Seoul: North Korean ruler Kim Jong Un called for stronger public solidarity behind his leadership to increase the country’s grain production significantly, state media reported Tuesday, amid outside worries about the country’s worsened food insecurity.

Foreign experts say North Korea is experiencing a serious shortfall of food in the aftermath of COVID-19 border restrictions and a reported push for greater state control over grain supply. Experts say they have seen no signs of mass deaths or famine due to the shortfall.

During a ruling Workers’ Party meeting on Monday, Kim expressed his government’s determination “to bring about a revolutionary turn in the agricultural production without fail,” according to the official Korean Central News Agency (KCNA).

“Nothing is impossible as long as the strong leadership system is established in the whole party and there is the united might of all the people,” Kim was quoted as saying.

KCNA did not elaborate on whether Kim presented any specific steps to boost grain production. Many observers say meaningful steps to produce more grain would require more purchases of fertiliser, pesticides and agricultural machinery, as North Korea devotes much of its scarce resources to advance its nuclear weapons

program.

North Korea’s chronic food shortage has likely deteriorated due to COVID-19 restrictions that choked off its external trade, persistent U.S.-led sanctions and its own mismanagement.

According to South Korean assessments, North Korea’s grain production last year was estimated at 4.5 million tons.

In the previous decade, its annual production was an estimated 4.4 million to 4.8 million tons.

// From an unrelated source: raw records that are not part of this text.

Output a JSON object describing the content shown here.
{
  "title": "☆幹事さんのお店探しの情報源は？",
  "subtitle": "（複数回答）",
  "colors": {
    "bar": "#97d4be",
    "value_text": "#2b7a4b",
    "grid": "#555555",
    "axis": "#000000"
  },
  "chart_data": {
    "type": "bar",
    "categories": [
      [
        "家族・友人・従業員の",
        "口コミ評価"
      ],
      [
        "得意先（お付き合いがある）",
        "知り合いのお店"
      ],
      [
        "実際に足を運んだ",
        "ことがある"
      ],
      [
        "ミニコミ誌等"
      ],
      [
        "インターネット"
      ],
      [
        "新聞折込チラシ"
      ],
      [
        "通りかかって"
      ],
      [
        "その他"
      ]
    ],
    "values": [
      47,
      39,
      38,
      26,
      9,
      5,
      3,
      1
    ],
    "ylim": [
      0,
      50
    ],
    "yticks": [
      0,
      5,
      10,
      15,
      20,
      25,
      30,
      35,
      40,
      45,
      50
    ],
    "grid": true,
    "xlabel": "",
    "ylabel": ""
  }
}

South Korea’s spy agency has said North Korea needs 5.5 million tons of grain to feed its 25 million people each year.

In past years, unofficial grain purchases from China offset about half the gap, but pandemic-caused curbs on border traffic has likely cut those transactions. Further worsening the situation was a decline in people’s earnings and authorities’ unsuccessful efforts to supply grain via state-run facilities while restricting private dealing at markets, according to Kwon Tae-jin, a senior economist at the private GS&J Institute in South Korea.

Most analysts say North Korea’s current food shortage is nowhere near the extremes of the 1990s, when hundreds of thousands of people died in a famine.